The New York Times and the Washington Post are reporting that federal officials and the Department of Homeland Security have warned that they have uncovered a continuing series of attacks that appear to be probes exploring how to take over critical administrative control systems at around 10 major energy giants. One probe was involved in “chemical processes.”
The officials are concerned about “increasing hostility” against “U.S. critical infrastructure organizations,” according to the warning obtained by the Washington Post. The statement was released by DHS and ICS-Cert via a secure channel only accessible by authorized industry and government users.
“We are concerned by these intrusions, and we are trying to make sure they don’t lead to something much bigger, as they did in the Saudi [Aramco] case,” one senior American official told the Times.
In that instance, Saudi Aramco, the national energy company of Saudi Arabia and one of the largest oil producers in the world, saw its network taken down after a virus compromised security for about 75% of its terminals (30,000 workstations).
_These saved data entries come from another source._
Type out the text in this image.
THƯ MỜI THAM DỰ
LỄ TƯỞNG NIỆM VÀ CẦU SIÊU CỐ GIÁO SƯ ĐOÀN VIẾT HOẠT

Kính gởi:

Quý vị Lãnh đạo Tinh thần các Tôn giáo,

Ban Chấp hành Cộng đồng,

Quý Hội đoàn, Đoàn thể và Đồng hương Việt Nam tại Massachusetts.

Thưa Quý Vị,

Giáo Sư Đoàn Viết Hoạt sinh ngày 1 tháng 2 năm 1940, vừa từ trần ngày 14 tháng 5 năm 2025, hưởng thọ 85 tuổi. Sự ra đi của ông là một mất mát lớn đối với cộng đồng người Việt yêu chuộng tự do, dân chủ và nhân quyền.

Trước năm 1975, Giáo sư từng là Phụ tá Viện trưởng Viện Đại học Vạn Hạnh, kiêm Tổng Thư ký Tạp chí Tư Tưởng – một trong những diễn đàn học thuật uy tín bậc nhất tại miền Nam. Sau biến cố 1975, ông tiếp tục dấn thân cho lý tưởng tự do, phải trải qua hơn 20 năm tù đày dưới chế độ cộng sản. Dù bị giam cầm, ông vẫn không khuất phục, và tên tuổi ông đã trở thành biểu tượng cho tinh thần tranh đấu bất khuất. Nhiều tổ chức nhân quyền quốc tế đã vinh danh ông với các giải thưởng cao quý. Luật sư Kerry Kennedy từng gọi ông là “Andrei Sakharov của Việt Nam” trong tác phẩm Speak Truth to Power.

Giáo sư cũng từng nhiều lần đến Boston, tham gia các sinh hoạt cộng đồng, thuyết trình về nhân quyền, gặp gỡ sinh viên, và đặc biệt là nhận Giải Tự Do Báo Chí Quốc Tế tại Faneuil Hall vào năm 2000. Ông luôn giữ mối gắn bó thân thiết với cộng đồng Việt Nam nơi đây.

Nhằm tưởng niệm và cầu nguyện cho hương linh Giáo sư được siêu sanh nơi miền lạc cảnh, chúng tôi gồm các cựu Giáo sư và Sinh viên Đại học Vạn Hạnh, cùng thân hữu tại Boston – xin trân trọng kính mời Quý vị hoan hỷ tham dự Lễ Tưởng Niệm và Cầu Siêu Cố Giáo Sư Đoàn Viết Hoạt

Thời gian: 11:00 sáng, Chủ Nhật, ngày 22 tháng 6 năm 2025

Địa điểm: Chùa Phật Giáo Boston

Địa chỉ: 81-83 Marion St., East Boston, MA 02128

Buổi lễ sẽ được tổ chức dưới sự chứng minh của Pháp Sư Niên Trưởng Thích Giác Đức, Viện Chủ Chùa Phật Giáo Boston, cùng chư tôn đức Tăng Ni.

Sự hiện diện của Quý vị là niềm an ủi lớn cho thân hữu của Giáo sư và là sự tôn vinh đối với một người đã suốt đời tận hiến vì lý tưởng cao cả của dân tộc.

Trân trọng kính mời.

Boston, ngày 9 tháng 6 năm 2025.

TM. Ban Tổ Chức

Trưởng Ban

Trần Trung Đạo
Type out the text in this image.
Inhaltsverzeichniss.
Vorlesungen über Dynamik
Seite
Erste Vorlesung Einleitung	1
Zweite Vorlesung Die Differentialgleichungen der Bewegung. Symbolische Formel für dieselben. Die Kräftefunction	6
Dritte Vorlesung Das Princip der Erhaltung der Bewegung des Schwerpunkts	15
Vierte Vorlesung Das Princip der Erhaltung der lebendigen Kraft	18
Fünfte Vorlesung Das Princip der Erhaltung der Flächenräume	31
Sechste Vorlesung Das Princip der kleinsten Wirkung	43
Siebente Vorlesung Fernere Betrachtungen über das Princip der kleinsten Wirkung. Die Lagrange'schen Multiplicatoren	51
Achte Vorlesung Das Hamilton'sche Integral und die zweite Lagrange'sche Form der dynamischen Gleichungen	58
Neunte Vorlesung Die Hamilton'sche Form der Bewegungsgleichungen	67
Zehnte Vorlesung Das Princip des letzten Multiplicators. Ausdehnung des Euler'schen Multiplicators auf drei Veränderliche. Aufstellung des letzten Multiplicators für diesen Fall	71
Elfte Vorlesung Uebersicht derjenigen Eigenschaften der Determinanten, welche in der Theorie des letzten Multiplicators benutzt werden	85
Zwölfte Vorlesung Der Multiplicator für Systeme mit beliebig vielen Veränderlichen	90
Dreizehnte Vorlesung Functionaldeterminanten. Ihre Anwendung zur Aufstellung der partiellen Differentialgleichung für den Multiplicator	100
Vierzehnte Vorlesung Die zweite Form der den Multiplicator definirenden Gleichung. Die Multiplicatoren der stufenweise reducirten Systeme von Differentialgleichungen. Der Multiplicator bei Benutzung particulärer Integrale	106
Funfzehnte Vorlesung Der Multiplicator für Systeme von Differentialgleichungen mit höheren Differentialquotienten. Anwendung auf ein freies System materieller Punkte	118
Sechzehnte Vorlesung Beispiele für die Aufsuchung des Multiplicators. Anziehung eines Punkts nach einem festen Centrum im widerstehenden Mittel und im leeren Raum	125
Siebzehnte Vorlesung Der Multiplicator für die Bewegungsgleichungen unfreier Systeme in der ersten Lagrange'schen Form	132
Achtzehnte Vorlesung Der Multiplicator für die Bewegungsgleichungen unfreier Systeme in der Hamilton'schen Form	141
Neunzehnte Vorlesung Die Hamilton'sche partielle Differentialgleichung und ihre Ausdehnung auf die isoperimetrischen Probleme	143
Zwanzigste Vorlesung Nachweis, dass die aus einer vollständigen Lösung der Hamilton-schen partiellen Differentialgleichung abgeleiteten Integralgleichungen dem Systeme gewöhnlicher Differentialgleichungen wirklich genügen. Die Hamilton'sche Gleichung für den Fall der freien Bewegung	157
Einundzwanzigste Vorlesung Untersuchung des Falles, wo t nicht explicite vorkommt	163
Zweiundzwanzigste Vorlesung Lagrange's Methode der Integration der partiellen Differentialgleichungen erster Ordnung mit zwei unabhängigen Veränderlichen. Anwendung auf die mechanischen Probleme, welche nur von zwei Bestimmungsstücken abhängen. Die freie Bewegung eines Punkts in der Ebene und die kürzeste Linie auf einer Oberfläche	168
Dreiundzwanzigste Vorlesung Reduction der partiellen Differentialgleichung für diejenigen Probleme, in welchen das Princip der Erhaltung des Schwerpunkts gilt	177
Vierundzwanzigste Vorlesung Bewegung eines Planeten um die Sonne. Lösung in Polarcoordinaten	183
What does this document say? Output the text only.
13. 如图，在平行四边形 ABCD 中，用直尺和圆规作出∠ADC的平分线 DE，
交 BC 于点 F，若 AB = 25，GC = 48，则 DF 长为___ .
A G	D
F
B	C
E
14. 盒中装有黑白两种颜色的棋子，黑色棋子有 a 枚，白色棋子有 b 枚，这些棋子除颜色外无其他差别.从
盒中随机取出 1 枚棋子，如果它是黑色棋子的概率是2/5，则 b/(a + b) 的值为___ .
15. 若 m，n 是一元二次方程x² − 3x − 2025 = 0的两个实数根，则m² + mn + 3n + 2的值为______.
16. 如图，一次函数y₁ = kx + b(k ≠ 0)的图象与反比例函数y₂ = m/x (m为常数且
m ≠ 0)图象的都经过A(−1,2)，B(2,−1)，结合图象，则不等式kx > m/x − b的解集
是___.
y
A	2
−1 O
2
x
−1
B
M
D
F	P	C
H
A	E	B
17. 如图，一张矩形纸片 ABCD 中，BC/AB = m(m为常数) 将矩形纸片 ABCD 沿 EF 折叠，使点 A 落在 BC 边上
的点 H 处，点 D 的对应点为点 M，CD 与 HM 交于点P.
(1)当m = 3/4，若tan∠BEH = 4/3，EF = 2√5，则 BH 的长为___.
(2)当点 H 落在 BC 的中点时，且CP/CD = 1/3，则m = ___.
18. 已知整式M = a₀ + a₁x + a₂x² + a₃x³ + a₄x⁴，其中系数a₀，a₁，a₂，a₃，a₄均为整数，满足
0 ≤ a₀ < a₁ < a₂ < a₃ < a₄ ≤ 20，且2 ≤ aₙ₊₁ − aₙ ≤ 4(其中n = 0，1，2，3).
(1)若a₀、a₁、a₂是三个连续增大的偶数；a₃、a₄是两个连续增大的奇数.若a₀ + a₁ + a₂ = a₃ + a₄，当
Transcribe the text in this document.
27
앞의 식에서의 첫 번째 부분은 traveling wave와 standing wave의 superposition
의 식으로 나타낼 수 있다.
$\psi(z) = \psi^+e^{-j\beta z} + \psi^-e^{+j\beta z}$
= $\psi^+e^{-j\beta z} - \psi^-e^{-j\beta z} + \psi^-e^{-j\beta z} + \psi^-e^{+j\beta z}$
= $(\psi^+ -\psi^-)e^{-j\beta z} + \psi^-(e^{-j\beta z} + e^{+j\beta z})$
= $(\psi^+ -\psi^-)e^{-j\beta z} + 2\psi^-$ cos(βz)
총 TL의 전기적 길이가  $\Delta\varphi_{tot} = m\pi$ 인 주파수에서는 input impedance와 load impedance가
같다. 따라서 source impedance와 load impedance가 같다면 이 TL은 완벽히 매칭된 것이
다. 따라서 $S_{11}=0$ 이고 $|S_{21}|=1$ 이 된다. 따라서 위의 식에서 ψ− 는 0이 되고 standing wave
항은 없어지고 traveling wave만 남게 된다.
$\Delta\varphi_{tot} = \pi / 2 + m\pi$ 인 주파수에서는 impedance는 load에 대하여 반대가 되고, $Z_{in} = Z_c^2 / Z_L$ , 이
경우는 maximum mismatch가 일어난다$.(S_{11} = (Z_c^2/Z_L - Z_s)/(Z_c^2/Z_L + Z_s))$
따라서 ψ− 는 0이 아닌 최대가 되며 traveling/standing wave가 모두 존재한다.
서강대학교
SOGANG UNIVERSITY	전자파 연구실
The Shamoon virus was found to be behind that effort, deployed by Iran, officials believe.
DHS officials are reportedly surprised by the level of penetration into corporate systems that they have uncovered, and began an information-sharing initiative with the targets starting last week, saying that they believed the threat actors to be after a Stuxnet-style sabotage effort.
“Adversary intent extends beyond intellectual property theft to include the use of cyber to disrupt…control processes,” the ICS-Cert/DHS warning concluded.
Stuxnet was a virus used by the US and Israel to dismantle Iranian nuclear facilities in an attack that became widely publicized last year, which could be leading to retaliatory efforts. Officials said they were still hunting for the specific author of the current probing efforts, however.